FGM/C is a topic that generates considerable debate. The terminology in itself also causes controversy, with some advocating the use of the term ‘circumcision’ to avoid offending affected women by use of the word ‘mutilation’ for a procedure which these women often consider culturally appropriate, while others feel that doing so condones the practice and should be avoided in all circumstances.
The results of this survey help us to understand the current attitudes and practice of health professionals in Australia and New Zealand in relation to FGM/C. Organisations such as the WHO and RANZCOG have done much to educate health professionals about FGM/C,11 and this knowledge and sensitivity is reflected in the responses to the survey. This is important as the results indicate that many RANZCOG Fellows, Diplomates and Trainees have seen FGM/C‐affected woman in the past five years.
Recommendations for Practitioners
- It is essential that discussion with FGM/C‐affected women is respectful of their cultural beliefs, acknowledging that in spite of the views of health practitioners, for a woman with FGM/C, the practice may not be relevant to her current health problem, or even perceived by her as a traumatic life event.
- Where available, health practitioners should involve local FGM/C prevention and education program workers in consultations with affected women.
- Discussion regarding intrapartum care of FGM/C‐affected women must occur antenatally where possible, ensuring confidentiality and avoiding discussion in front of family or community members.

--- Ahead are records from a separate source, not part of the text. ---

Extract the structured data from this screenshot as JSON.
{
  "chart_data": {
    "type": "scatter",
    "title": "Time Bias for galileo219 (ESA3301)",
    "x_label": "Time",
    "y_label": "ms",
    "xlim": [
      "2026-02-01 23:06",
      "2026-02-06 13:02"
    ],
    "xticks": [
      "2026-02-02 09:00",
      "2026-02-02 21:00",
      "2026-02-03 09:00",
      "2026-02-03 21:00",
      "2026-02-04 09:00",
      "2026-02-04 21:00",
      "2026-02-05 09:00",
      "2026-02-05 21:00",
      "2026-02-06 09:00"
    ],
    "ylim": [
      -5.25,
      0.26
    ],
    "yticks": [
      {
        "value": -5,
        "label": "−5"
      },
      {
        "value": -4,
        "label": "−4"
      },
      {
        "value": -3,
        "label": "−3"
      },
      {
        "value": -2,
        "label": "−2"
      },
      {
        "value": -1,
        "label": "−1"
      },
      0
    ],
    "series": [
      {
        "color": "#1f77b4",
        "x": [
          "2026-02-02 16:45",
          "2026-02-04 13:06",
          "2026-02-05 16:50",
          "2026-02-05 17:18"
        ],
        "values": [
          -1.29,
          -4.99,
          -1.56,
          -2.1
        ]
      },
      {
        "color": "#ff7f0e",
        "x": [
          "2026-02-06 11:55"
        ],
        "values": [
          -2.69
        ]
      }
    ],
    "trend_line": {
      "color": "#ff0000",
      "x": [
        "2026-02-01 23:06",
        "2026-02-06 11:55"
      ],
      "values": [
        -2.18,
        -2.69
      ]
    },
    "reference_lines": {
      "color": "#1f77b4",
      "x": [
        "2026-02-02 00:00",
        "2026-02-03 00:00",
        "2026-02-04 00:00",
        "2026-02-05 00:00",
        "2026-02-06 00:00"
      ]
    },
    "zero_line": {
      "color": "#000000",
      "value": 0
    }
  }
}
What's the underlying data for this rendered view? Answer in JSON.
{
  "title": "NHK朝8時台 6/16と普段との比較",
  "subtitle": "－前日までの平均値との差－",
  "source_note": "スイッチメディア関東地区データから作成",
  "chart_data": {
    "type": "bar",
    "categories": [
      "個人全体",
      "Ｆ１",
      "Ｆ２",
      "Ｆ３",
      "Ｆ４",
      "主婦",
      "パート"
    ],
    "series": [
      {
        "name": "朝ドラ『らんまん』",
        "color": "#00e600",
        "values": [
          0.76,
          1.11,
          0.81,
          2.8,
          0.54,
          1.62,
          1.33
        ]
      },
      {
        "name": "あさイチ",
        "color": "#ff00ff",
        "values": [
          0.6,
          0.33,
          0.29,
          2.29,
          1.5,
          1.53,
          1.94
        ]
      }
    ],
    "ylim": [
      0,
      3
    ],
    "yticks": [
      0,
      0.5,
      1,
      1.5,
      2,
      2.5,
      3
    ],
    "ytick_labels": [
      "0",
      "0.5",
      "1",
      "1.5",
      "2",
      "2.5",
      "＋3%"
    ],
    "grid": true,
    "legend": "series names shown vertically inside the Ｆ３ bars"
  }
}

- It is essential that discussion, and if needed, negotiation, regarding de‐infibulation, the extent of this, and the issue of re‐suturing takes place antenatally. Use of a mirror and/or diagrams may aid this discussion.
- Practitioners should be aware that medicolegal opinion regarding intrapartum care of FGM/C‐affected women states that re‐suturing a laceration does not constitute re‐infibulation (the latter being illegal in Australia and New Zealand).
Conclusion
There is no conclusive evidence of FGM/C being performed in Australia and New Zealand, either from direct reports or children presenting with complications. Re‐suturing post‐delivery is being requested and performed by practitioners in Australia and New Zealand, although it is not clear that this involves re‐infibulation. Anecdotal evidence suggests that FGM/C may be occurring, most likely by people other than registered health practitioners.
Acknowledgements
The authors wish to thank all those who took time to respond to the survey, particularly those who provided comments. Dr. Paddy Moore provided helpful comments on the original research proposal.